WZEZ
- Balsam Lake, Wisconsin; United States;
- Broadcast area: Rice Lake, Wisconsin/Northwest Wisconsin
- Frequency: 104.9 MHz
- RDS: PI: 972D PS: ARTIST TITLE 104.9 THE CABIN AN OBERG FAMILY STATION
- Branding: 104.9 The Cabin

Programming
- Format: Classic hits

Ownership
- Owner: Zoe Communications, Inc.
- Sister stations: WXCX, WGMO, WPLT, WXNK, WJBL

History
- First air date: February 14, 1997 (s WWLC) (as WWLC)
- Former call signs: WWLC (1996–2000) WLMX-FM (2000–2018)
- Call sign meaning: W Z EZ 104.9 (calls used for previous format)

Technical information
- Licensing authority: FCC
- Facility ID: 66824
- Class: C3
- ERP: 22,000 watts
- HAAT: 106 meters (348 ft)
- Transmitter coordinates: 45°29′27″N 92°11′34″W﻿ / ﻿45.49083°N 92.19278°W

Links
- Public license information: Public file; LMS;
- Webcast: Listen Live

= WZEZ (FM) =

WZEZ (104.9 MHz, "104.9 The Cabin") is an FM radio station broadcasting a classic hits format. Licensed to Balsam Lake, Wisconsin, United States, it serves the Turtle Lake, Wisconsin area. Established in 1997 as WWLC, the station is owned by Zoe Communications, Inc. and features local programming.

WZEZ currently features a 1980s-centered Classic Hits format that spans from the 1970s to the early-2000's. Outside of the syndicated Murphy, Sam & Jodi morning show, the station runs jockless with minimal commercials and interruptions.

== History ==
The station first signed on as WWLC with a country music format called "Lake Country 104.9" in early 1997. WWLC was owned by Red Cedar Broadcasting, which also owned WAQE and WAQE-FM in Rice Lake. However, WWLC was sold off when then owner of WJMC and WJMC-FM in Rice Lake purchased WAQE AM-FM in 1998.

Casey Communications, owned by Marigen and Charlie Anderson of Luck, Wisconsin (80%) and Scot O'Malley of Hudson, Wisconsin (20%), purchased WWLC and took the station off the air in August 1998. During the silent period, the new owners constructed a studio on Main Street in Milltown and reached an agreement for Pine City Broadcasting, owner of WCMP and WCMP-FM in Pine City, Minnesota, to run the station.

WWLC returned to the air in early 1999 with an adult contemporary format as "StarStation 104.9," carrying ABC's StarStation format outside of local morning and afternoon shows.
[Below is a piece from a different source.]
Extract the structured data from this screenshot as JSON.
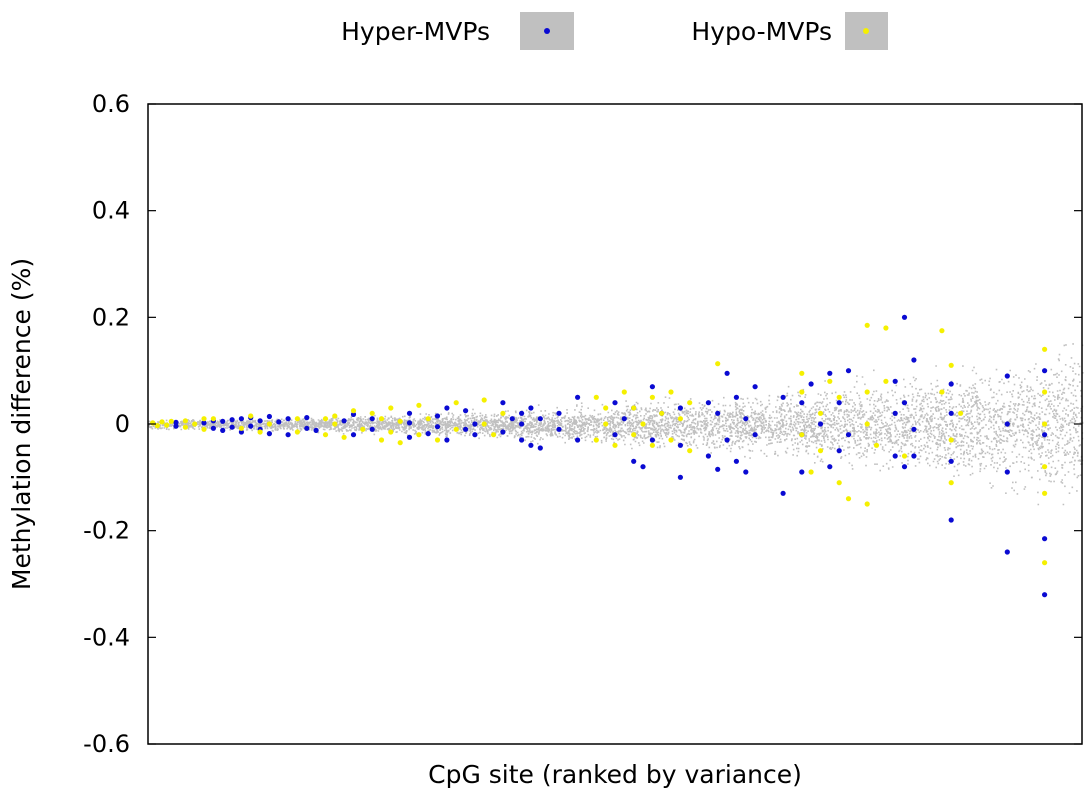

The station carried local newscasts and high school sports, and later added newscasts from the Wisconsin Radio Network. It also carried Green Bay Packers football in the 1999-2000 season.
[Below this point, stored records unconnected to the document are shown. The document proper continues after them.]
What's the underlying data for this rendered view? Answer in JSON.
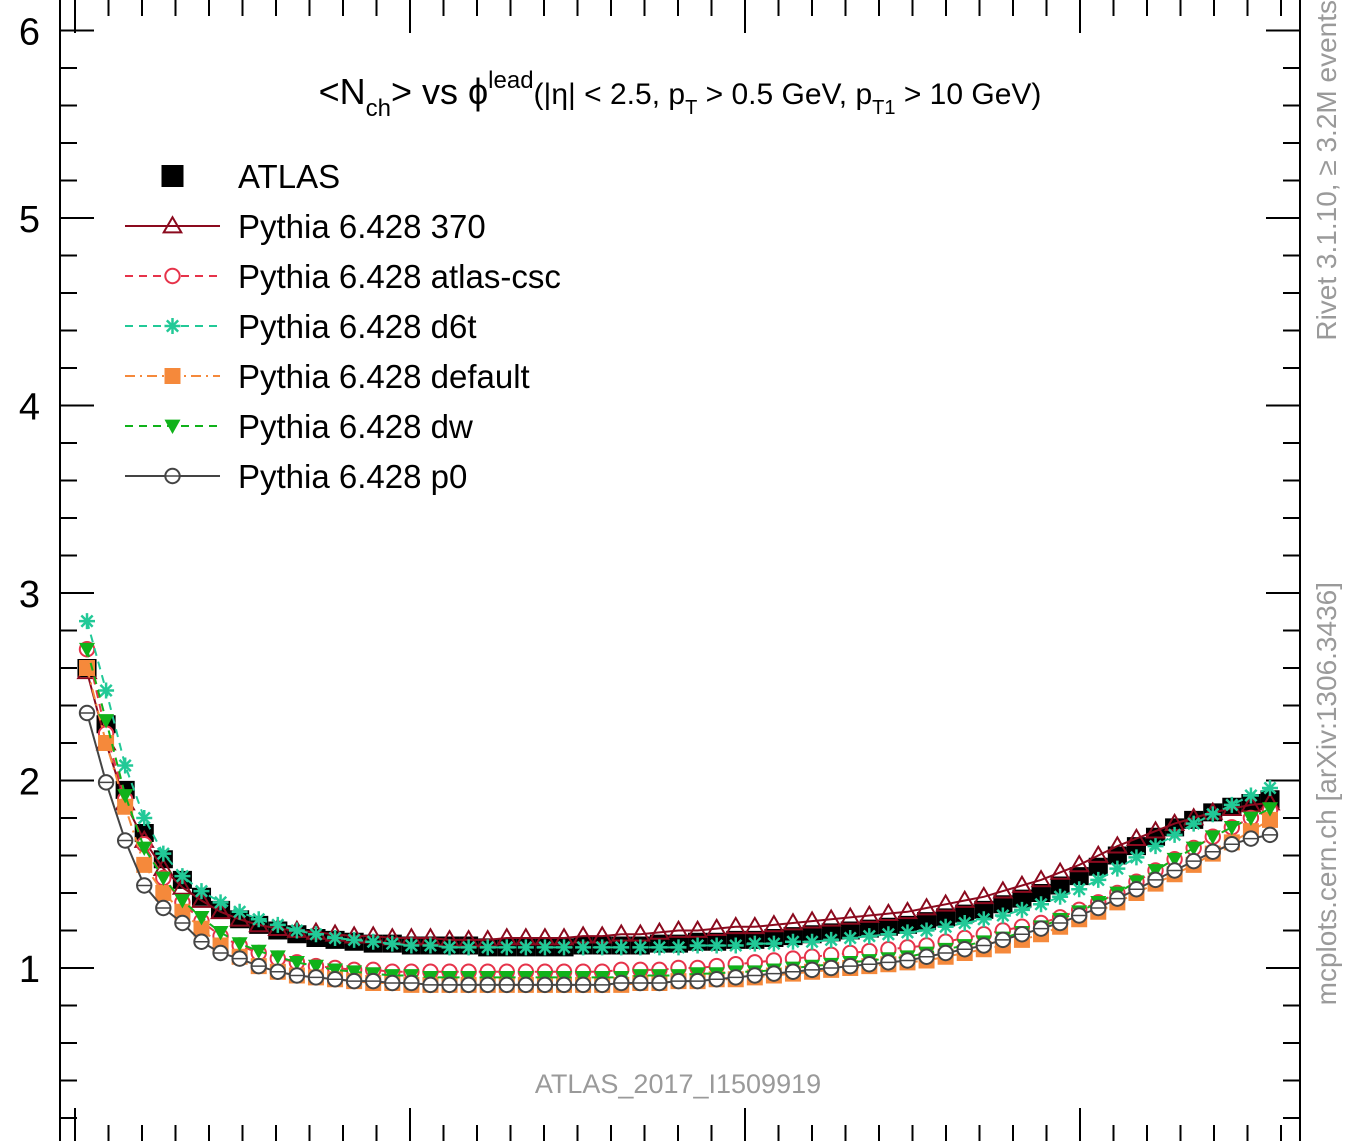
{
  "chart_data": {
    "type": "line",
    "title": {
      "main": "<N",
      "main_sub": "ch",
      "main_mid": "> vs ϕ",
      "main_sup": "lead",
      "cuts_a": "(|η| < 2.5, p",
      "cuts_sub_a": "T",
      "cuts_b": " > 0.5 GeV, p",
      "cuts_sub_b": "T1",
      "cuts_c": " > 10 GeV)"
    },
    "analysis_label": "ATLAS_2017_I1509919",
    "side_label_top": "Rivet 3.1.10, ≥ 3.2M events",
    "side_label_bottom": "mcplots.cern.ch [arXiv:1306.3436]",
    "y_ticks": [
      "1",
      "2",
      "3",
      "4",
      "5",
      "6"
    ],
    "ylim": [
      0.0,
      6.2
    ],
    "xlim": [
      0,
      60
    ],
    "grid": false,
    "legend_position": "top-left",
    "series": [
      {
        "name": "ATLAS",
        "color": "#000000",
        "marker": "filled-square",
        "line": "none",
        "values": [
          2.6,
          2.3,
          1.95,
          1.72,
          1.58,
          1.47,
          1.38,
          1.31,
          1.26,
          1.23,
          1.2,
          1.18,
          1.16,
          1.15,
          1.14,
          1.13,
          1.13,
          1.12,
          1.12,
          1.12,
          1.12,
          1.11,
          1.11,
          1.11,
          1.11,
          1.11,
          1.12,
          1.12,
          1.12,
          1.12,
          1.13,
          1.13,
          1.14,
          1.14,
          1.15,
          1.15,
          1.16,
          1.17,
          1.18,
          1.19,
          1.2,
          1.21,
          1.22,
          1.23,
          1.25,
          1.27,
          1.29,
          1.31,
          1.34,
          1.37,
          1.4,
          1.44,
          1.49,
          1.54,
          1.6,
          1.65,
          1.7,
          1.75,
          1.79,
          1.83,
          1.86,
          1.88,
          1.9
        ]
      },
      {
        "name": "Pythia 6.428 370",
        "color": "#8b0a1e",
        "marker": "open-triangle",
        "line": "solid",
        "values": [
          2.58,
          2.2,
          1.88,
          1.68,
          1.53,
          1.43,
          1.36,
          1.3,
          1.26,
          1.23,
          1.21,
          1.2,
          1.19,
          1.18,
          1.17,
          1.17,
          1.16,
          1.16,
          1.16,
          1.15,
          1.15,
          1.15,
          1.16,
          1.16,
          1.16,
          1.16,
          1.17,
          1.17,
          1.18,
          1.18,
          1.19,
          1.2,
          1.2,
          1.21,
          1.22,
          1.22,
          1.23,
          1.24,
          1.25,
          1.26,
          1.27,
          1.28,
          1.29,
          1.3,
          1.32,
          1.34,
          1.36,
          1.38,
          1.41,
          1.44,
          1.47,
          1.51,
          1.55,
          1.6,
          1.65,
          1.69,
          1.73,
          1.77,
          1.8,
          1.83,
          1.85,
          1.87,
          1.88
        ]
      },
      {
        "name": "Pythia 6.428 atlas-csc",
        "color": "#e6334a",
        "marker": "open-circle",
        "line": "dashed",
        "values": [
          2.7,
          2.25,
          1.9,
          1.66,
          1.48,
          1.35,
          1.25,
          1.17,
          1.12,
          1.08,
          1.05,
          1.03,
          1.01,
          1.0,
          0.99,
          0.99,
          0.98,
          0.98,
          0.98,
          0.98,
          0.98,
          0.98,
          0.98,
          0.98,
          0.98,
          0.98,
          0.98,
          0.98,
          0.99,
          0.99,
          0.99,
          1.0,
          1.0,
          1.01,
          1.02,
          1.03,
          1.04,
          1.05,
          1.06,
          1.07,
          1.08,
          1.09,
          1.1,
          1.11,
          1.12,
          1.14,
          1.16,
          1.18,
          1.2,
          1.22,
          1.24,
          1.27,
          1.31,
          1.35,
          1.4,
          1.46,
          1.52,
          1.58,
          1.64,
          1.7,
          1.75,
          1.8,
          1.84
        ]
      },
      {
        "name": "Pythia 6.428 d6t",
        "color": "#22c997",
        "marker": "asterisk",
        "line": "dashed",
        "values": [
          2.85,
          2.48,
          2.08,
          1.8,
          1.61,
          1.49,
          1.41,
          1.35,
          1.3,
          1.26,
          1.23,
          1.2,
          1.18,
          1.16,
          1.15,
          1.14,
          1.13,
          1.12,
          1.12,
          1.11,
          1.11,
          1.11,
          1.11,
          1.11,
          1.11,
          1.11,
          1.11,
          1.11,
          1.11,
          1.11,
          1.11,
          1.11,
          1.12,
          1.12,
          1.12,
          1.13,
          1.13,
          1.14,
          1.14,
          1.15,
          1.16,
          1.17,
          1.18,
          1.19,
          1.2,
          1.22,
          1.24,
          1.26,
          1.28,
          1.31,
          1.34,
          1.38,
          1.42,
          1.47,
          1.53,
          1.59,
          1.65,
          1.71,
          1.77,
          1.82,
          1.87,
          1.92,
          1.96
        ]
      },
      {
        "name": "Pythia 6.428 default",
        "color": "#f5893b",
        "marker": "filled-square",
        "line": "dashdot",
        "values": [
          2.6,
          2.2,
          1.86,
          1.55,
          1.4,
          1.3,
          1.21,
          1.12,
          1.06,
          1.01,
          0.98,
          0.96,
          0.95,
          0.94,
          0.93,
          0.92,
          0.92,
          0.91,
          0.91,
          0.91,
          0.91,
          0.91,
          0.91,
          0.91,
          0.91,
          0.91,
          0.91,
          0.91,
          0.91,
          0.92,
          0.92,
          0.93,
          0.93,
          0.94,
          0.94,
          0.95,
          0.96,
          0.97,
          0.98,
          0.99,
          1.0,
          1.01,
          1.02,
          1.03,
          1.04,
          1.06,
          1.08,
          1.1,
          1.12,
          1.15,
          1.18,
          1.22,
          1.26,
          1.3,
          1.35,
          1.4,
          1.45,
          1.5,
          1.55,
          1.61,
          1.67,
          1.73,
          1.79
        ]
      },
      {
        "name": "Pythia 6.428 dw",
        "color": "#10b21a",
        "marker": "filled-triangle-down",
        "line": "dashed",
        "values": [
          2.7,
          2.32,
          1.92,
          1.64,
          1.48,
          1.36,
          1.27,
          1.19,
          1.13,
          1.09,
          1.06,
          1.03,
          1.01,
          0.99,
          0.98,
          0.97,
          0.96,
          0.96,
          0.95,
          0.95,
          0.95,
          0.95,
          0.95,
          0.95,
          0.95,
          0.95,
          0.95,
          0.95,
          0.95,
          0.96,
          0.96,
          0.96,
          0.97,
          0.97,
          0.98,
          0.98,
          0.99,
          1.0,
          1.01,
          1.02,
          1.03,
          1.04,
          1.05,
          1.06,
          1.08,
          1.1,
          1.12,
          1.14,
          1.16,
          1.19,
          1.22,
          1.26,
          1.3,
          1.35,
          1.4,
          1.46,
          1.52,
          1.58,
          1.64,
          1.7,
          1.75,
          1.8,
          1.85
        ]
      },
      {
        "name": "Pythia 6.428 p0",
        "color": "#444444",
        "marker": "open-circle-cross",
        "line": "solid",
        "values": [
          2.36,
          1.99,
          1.68,
          1.44,
          1.32,
          1.24,
          1.14,
          1.08,
          1.05,
          1.01,
          0.98,
          0.96,
          0.95,
          0.94,
          0.93,
          0.93,
          0.92,
          0.92,
          0.91,
          0.91,
          0.91,
          0.91,
          0.91,
          0.91,
          0.91,
          0.91,
          0.91,
          0.91,
          0.92,
          0.92,
          0.92,
          0.93,
          0.93,
          0.94,
          0.95,
          0.96,
          0.97,
          0.98,
          0.99,
          1.0,
          1.01,
          1.02,
          1.03,
          1.04,
          1.06,
          1.08,
          1.1,
          1.12,
          1.15,
          1.18,
          1.21,
          1.24,
          1.28,
          1.32,
          1.37,
          1.42,
          1.47,
          1.52,
          1.57,
          1.62,
          1.66,
          1.69,
          1.71
        ]
      }
    ]
  }
}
In September 2000, the agreement with Pine City Broadcasting was severed, and Casey Communications took over day-to-day operations of WWLC and sister station WXCX, which had signed on earlier that year. Casey Communications changed WWLC's callsign to WLMX-FM and the slogan to "Mix 105," but other programming remained unchanged.

Quarnstrom Media purchased WLMX-FM and WXCX in late 2002 and began operating the stations through a local marketing agreement on October 1, 2002. The new owners switched WLMX-FM to a hot adult contemporary format in early 2003, dropping local news and the Wisconsin Radio Network. The station later added Minnesota Vikings football.
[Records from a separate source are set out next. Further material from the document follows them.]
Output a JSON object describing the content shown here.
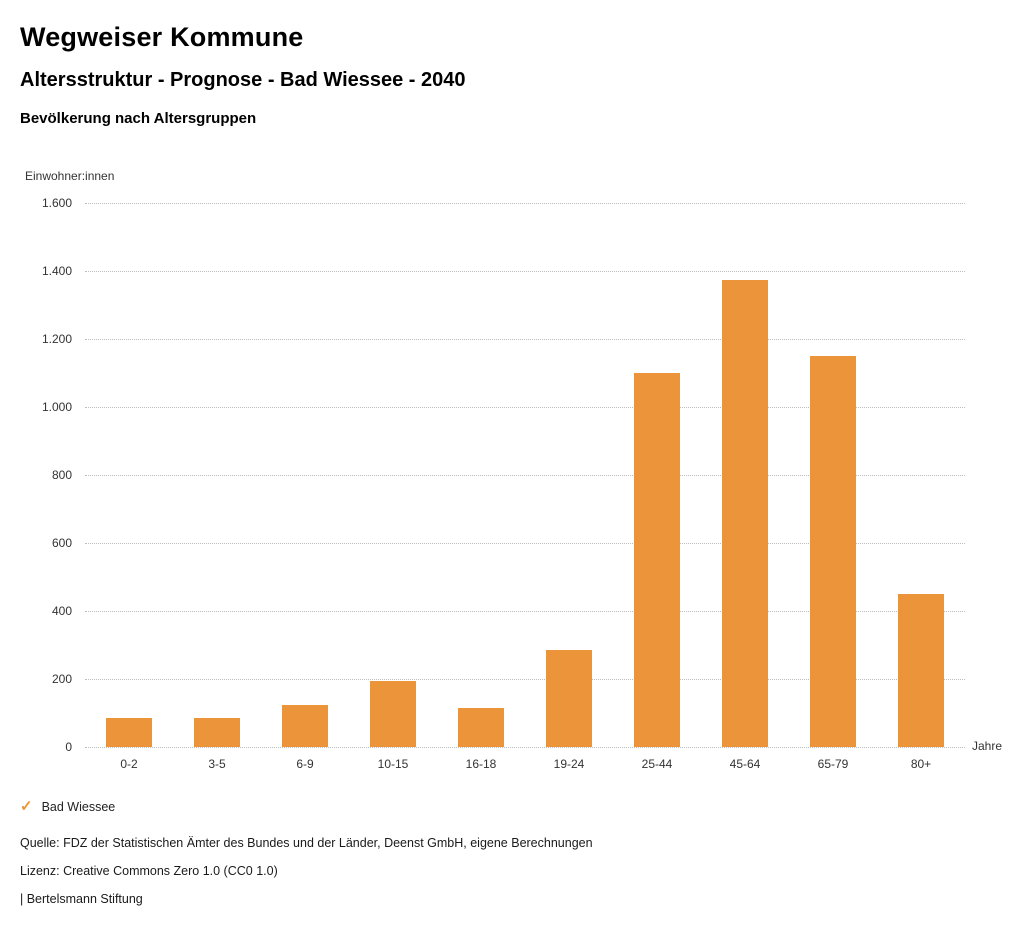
{
  "header": {
    "title": "Wegweiser Kommune",
    "subtitle": "Altersstruktur - Prognose - Bad Wiessee - 2040",
    "chart_heading": "Bevölkerung nach Altersgruppen"
  },
  "chart_data": {
    "type": "bar",
    "title": "Bevölkerung nach Altersgruppen",
    "ylabel": "Einwohner:innen",
    "xlabel": "Jahre",
    "categories": [
      "0-2",
      "3-5",
      "6-9",
      "10-15",
      "16-18",
      "19-24",
      "25-44",
      "45-64",
      "65-79",
      "80+"
    ],
    "series": [
      {
        "name": "Bad Wiessee",
        "values": [
          85,
          85,
          125,
          195,
          115,
          285,
          1100,
          1375,
          1150,
          450
        ]
      }
    ],
    "ylim": [
      0,
      1600
    ],
    "ytick_step": 200,
    "ytick_labels": [
      "0",
      "200",
      "400",
      "600",
      "800",
      "1.000",
      "1.200",
      "1.400",
      "1.600"
    ],
    "grid": true,
    "legend_position": "bottom",
    "bar_color": "#EB9439"
  },
  "legend": {
    "items": [
      {
        "label": "Bad Wiessee",
        "color": "#EB9439",
        "check_icon": "✓"
      }
    ]
  },
  "footer": {
    "source": "Quelle: FDZ der Statistischen Ämter des Bundes und der Länder, Deenst GmbH, eigene Berechnungen",
    "license": "Lizenz: Creative Commons Zero 1.0 (CC0 1.0)",
    "attribution": "| Bertelsmann Stiftung"
  }
}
In early 2006, WLMX-FM and WXCX moved their studios to Luck. Later in 2006, Quarnstrom Media agreed to sell WLMX-FM and WXCX, along with seven other stations in Wisconsin and Minnesota, to Red Rock Radio for $7.5 million. WLMX-FM reverted its format to adult contemporary on August 16, 2006.

On March 5, 2008, WLMX-FM switched to a classic country format.

Logo as "Mix 105"

On July 7, 2008 WLMX-FM changed their format back to adult contemporary, branded as "Mix 105".

On July 20, 2016, Red Rock Radio announced that it would sell WLMX-FM to Zoe Communications as part of a five station deal; the sale was completed on September 30, 2016. On November 7, 2016, WLMX-FM flipped to classic hits branded as "Max 104.9", however, WLMX-FM would soon revert to its previous adult hits format while keeping the same branding.

In January 2019, WLMX flipped to soft adult contemporary branded as "E-Z 104.9." To reflect this change, the call sign would be changed from WLMX-FM to WZEZ on December 31, 2018.

In 2022, WZEZ was granted the ability by the FCC to transmit an HD Radio signal; however the station has yet to activate it.

On March 25, 2023, WZEZ flipped to a classic hits format, branded as "104.9 The Cabin".